Pour autant, le simple fait d'être surpris ou mécontent du contenu d'un testament ne suffit pas à obtenir son annulation. « Il y a plusieurs motifs possibles pour contester un testament. Comme pour tout acte juridique, il faut distinguer la forme et le fond », débute Maître Ronit Antebi, avocate spécialisée en droit des successions. Les juges ne remettent en cause les dernières volontés du défunt que dans des situations précisément encadrées par la loi : insanité d'esprit, faux testament, abus de faiblesse, vice de forme ou encore atteinte aux droits des héritiers réservataires.
Quels défauts de forme peuvent entraîner l'annulation d'un testament ?
La première série de contestations concerne les irrégularités formelles. Dans le cas d'un testament olographe, c'est-à-dire entièrement rédigé, daté et signé de la main du défunt, les héritiers peuvent soutenir que le document n'est pas authentique. « Sur la forme, on peut contester l'authenticité, c'est-à-dire soutenir que le testament n'a pas été écrit de la main du testateur ou qu'il y a eu une imitation d'écriture », souligne Maître Antebi. En pratique, une expertise graphologique est souvent ordonnée pour comparer l'écriture et la signature du testament avec d'autres documents du défunt.

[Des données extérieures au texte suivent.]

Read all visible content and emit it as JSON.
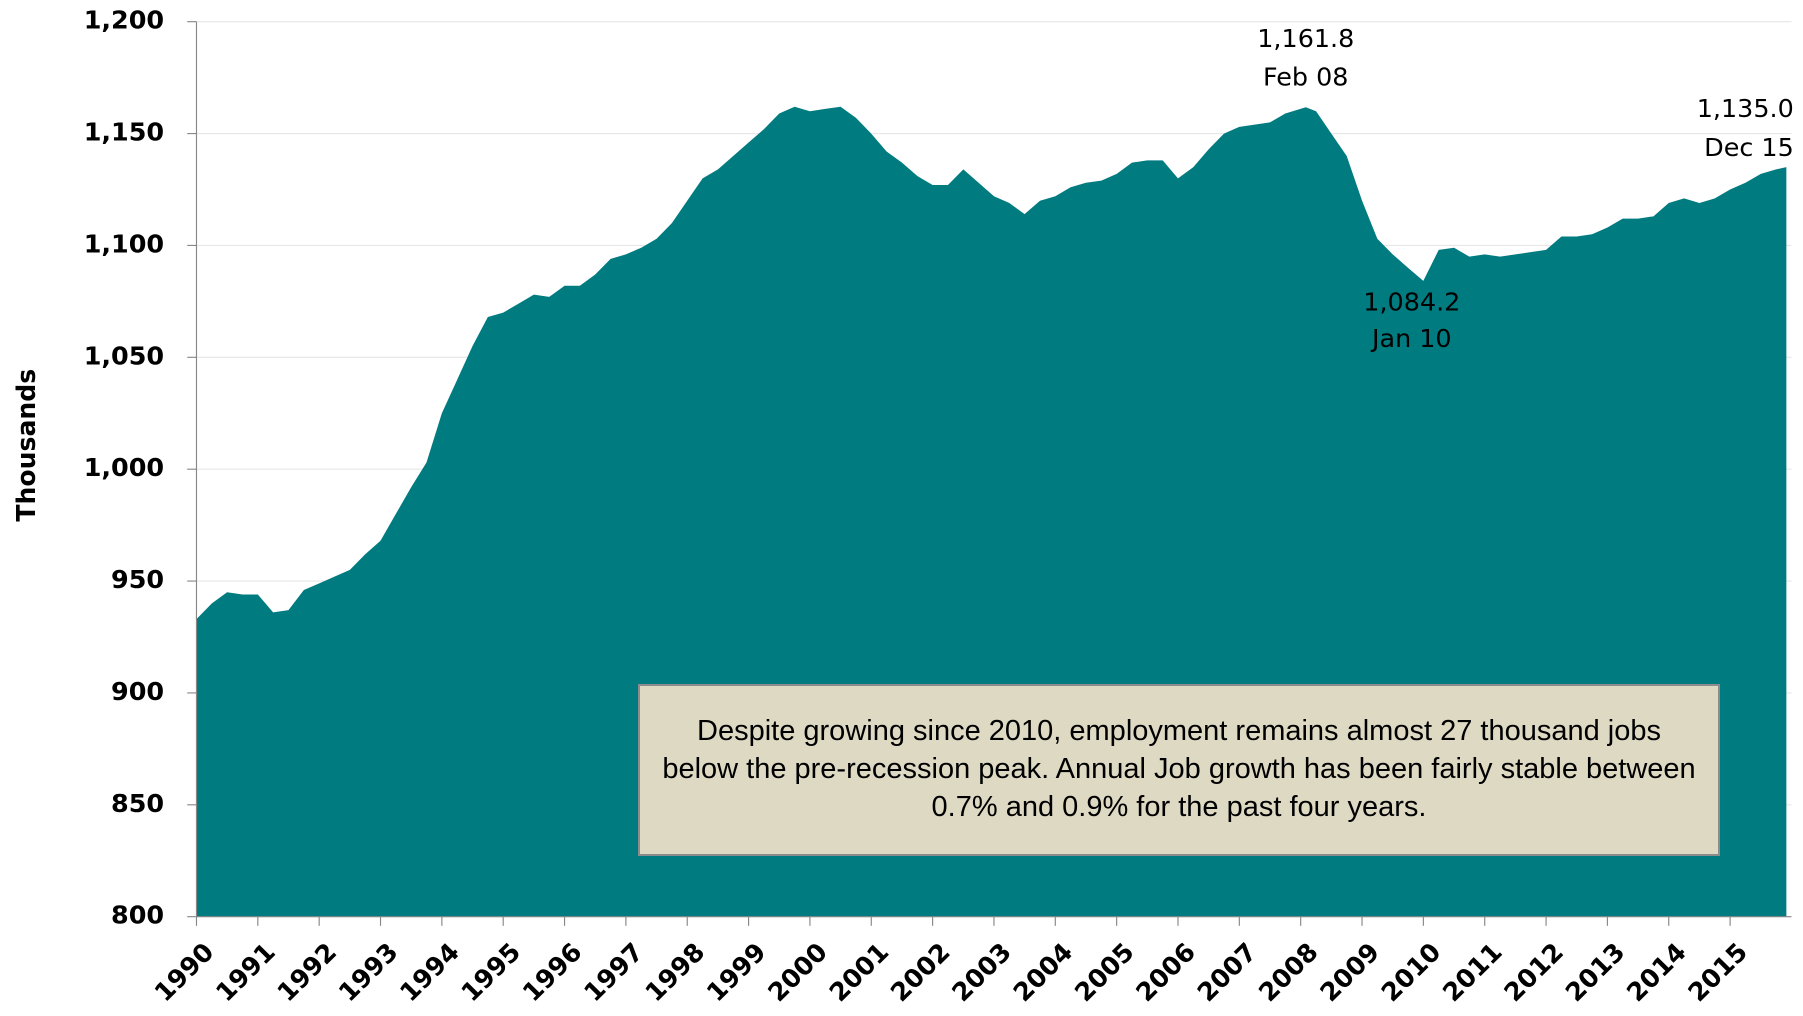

Si le faux est établi, le testament peut être annulé. Des poursuites pénales pour faux et usage de faux peuvent également être engagées. Les testaments authentiques, établis devant notaire, peuvent eux aussi être contestés. Les articles 971 et suivants du Code civil imposent un formalisme strict : le testament doit être reçu soit par deux notaires, soit par un notaire assisté de deux témoins. Le non-respect de ces règles peut conduire à la nullité de l'acte.

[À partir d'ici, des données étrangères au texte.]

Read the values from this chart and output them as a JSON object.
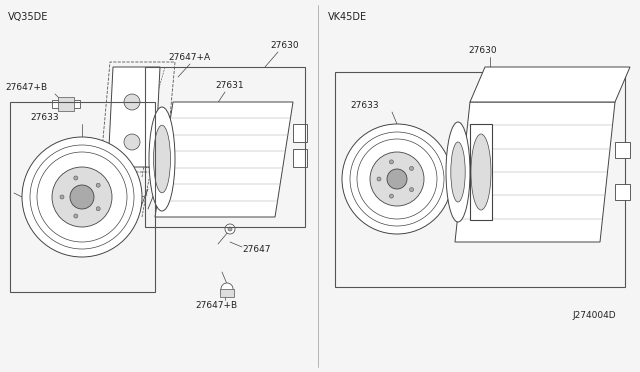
{
  "bg_color": "#f5f5f5",
  "fig_width": 6.4,
  "fig_height": 3.72,
  "dpi": 100,
  "left_label": "VQ35DE",
  "right_label": "VK45DE",
  "diagram_number": "J274004D",
  "text_color": "#222222",
  "line_color": "#444444",
  "lw": 0.7
}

L'insanité d'esprit est-elle le motif de contestation le plus fréquent ?
Oui. Dans les contentieux successoraux, il s'agit du fondement le plus souvent invoqué. L'article 901 du Code civil prévoit que « pour faire une libéralité, il faut être sain d'esprit ». En d'autres termes, le défunt devait être capable de comprendre la portée de ses décisions lorsqu'il a rédigé ou signé son testament. « Le fondement le plus intéressant et le plus exploité est l'insanité d'esprit. C'est souvent celui qui a le plus de chances d'aboutir », explique Maître Antebi.

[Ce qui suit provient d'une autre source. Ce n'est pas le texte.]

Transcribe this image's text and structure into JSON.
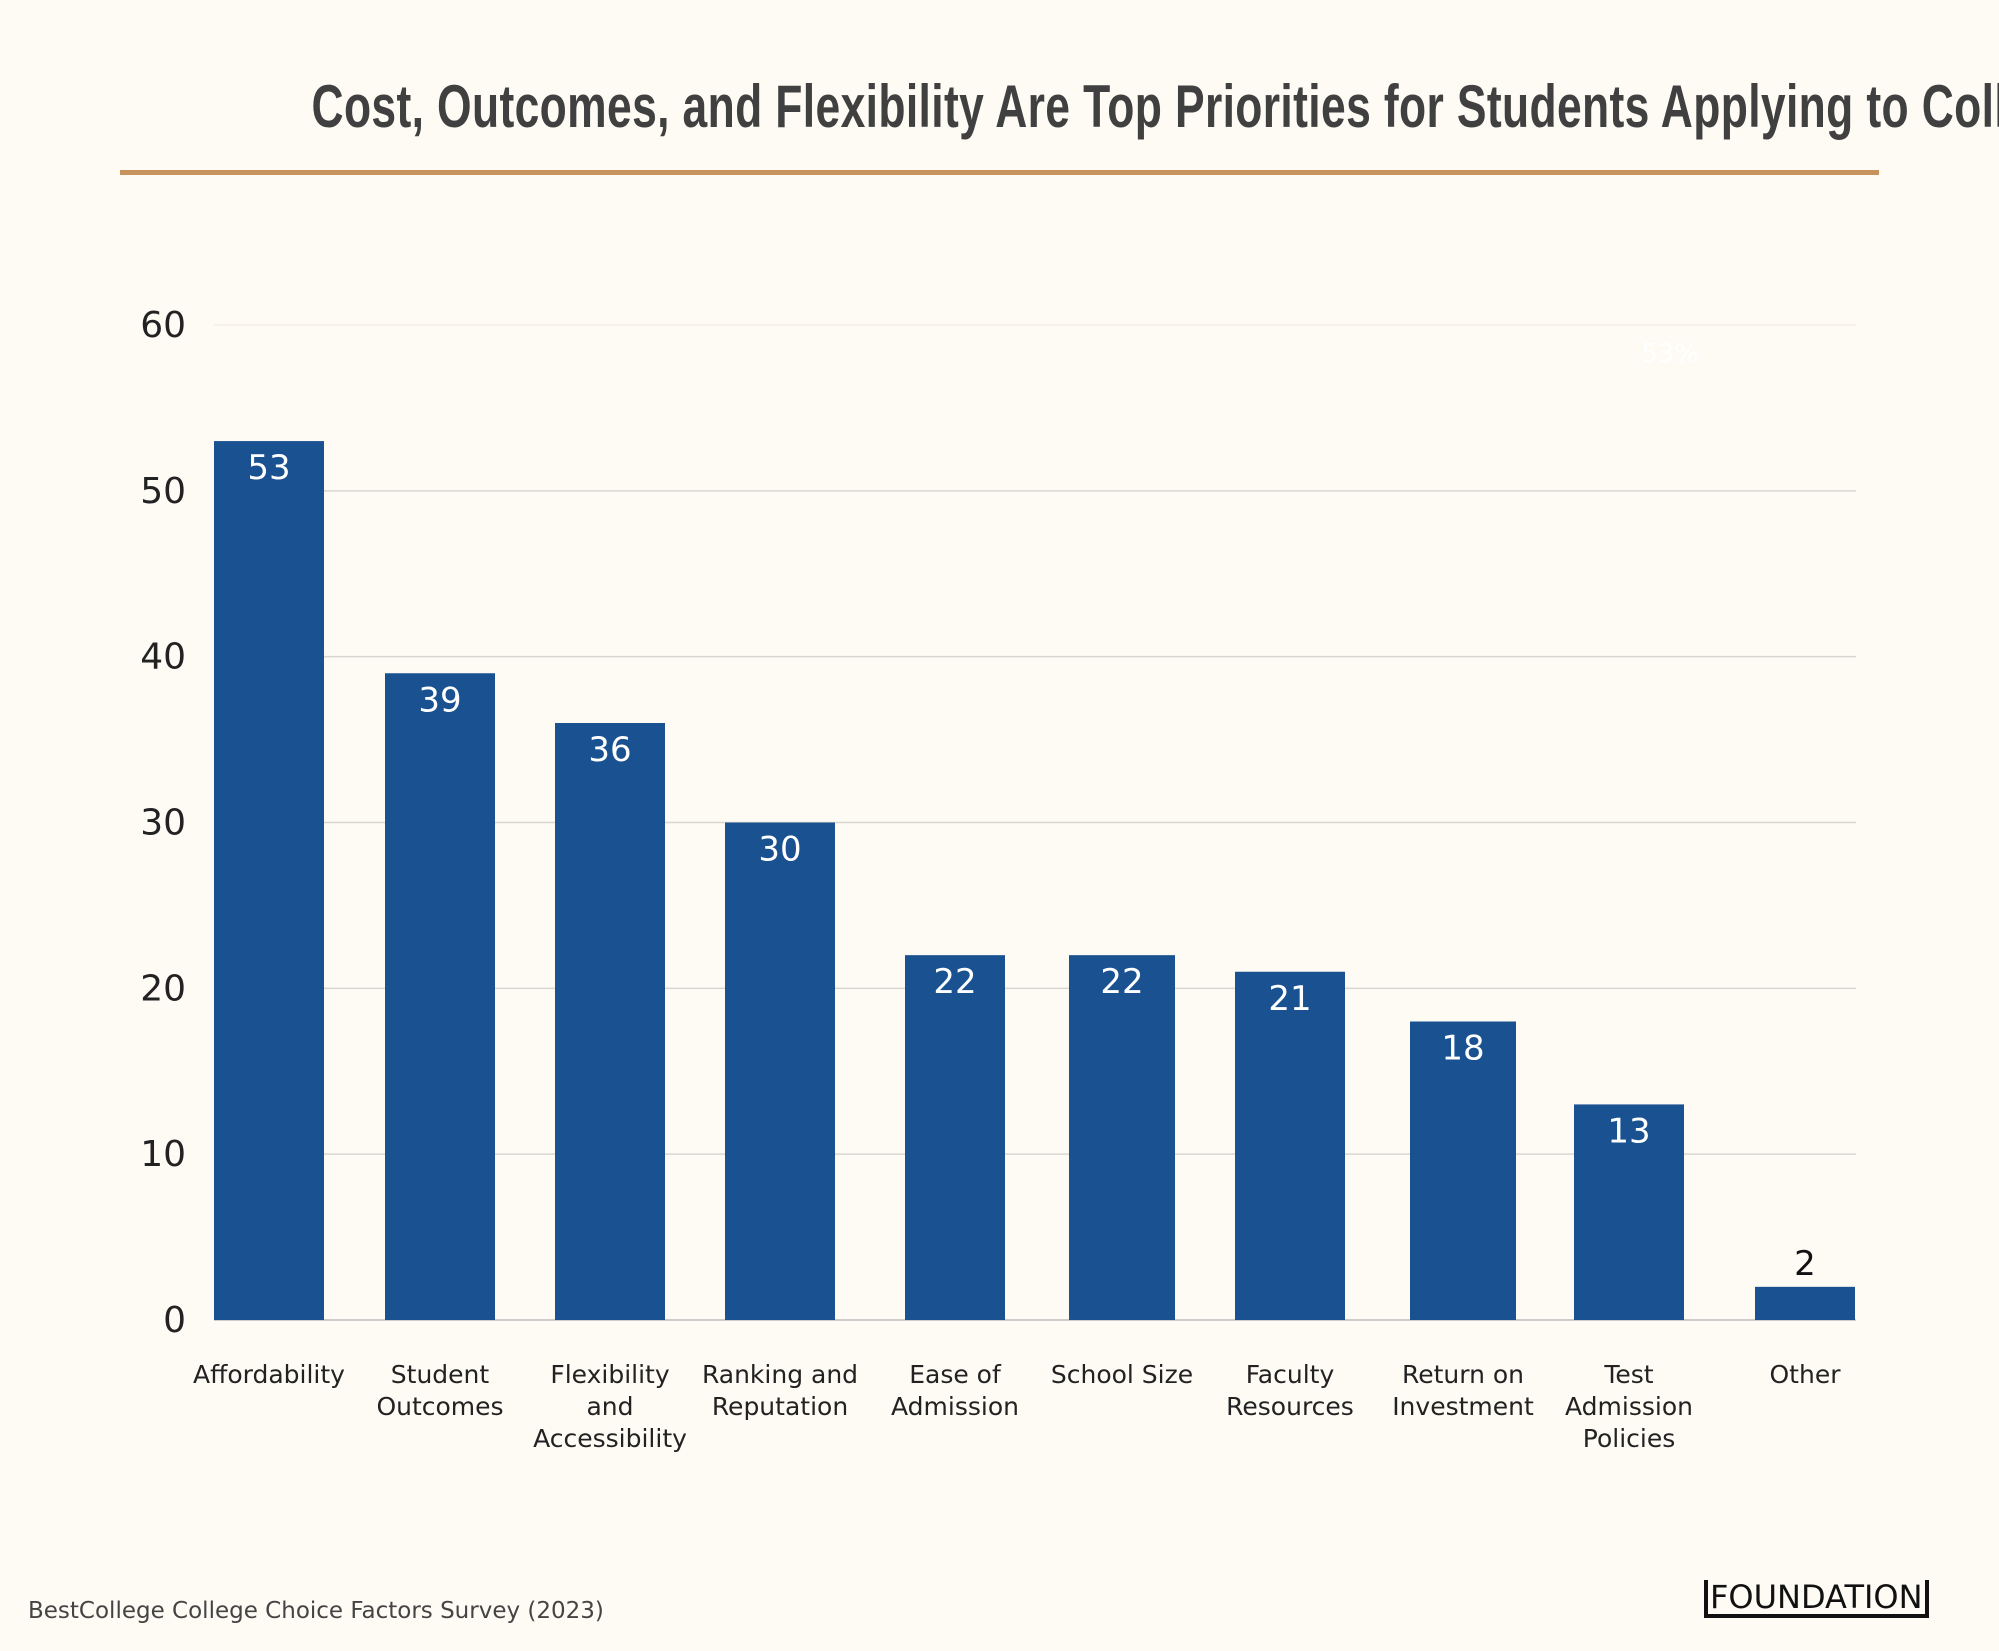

L'insanité d'esprit ne suppose pas nécessairement une maladie psychiatrique. Elle peut résulter de toute altération importante des facultés mentales. Les maladies neurodégénératives, comme Alzheimer, figurent parmi les situations les plus fréquemment invoquées. Mais les tribunaux examinent également les conséquences de certains AVC, troubles neurologiques ou états de confusion avancés.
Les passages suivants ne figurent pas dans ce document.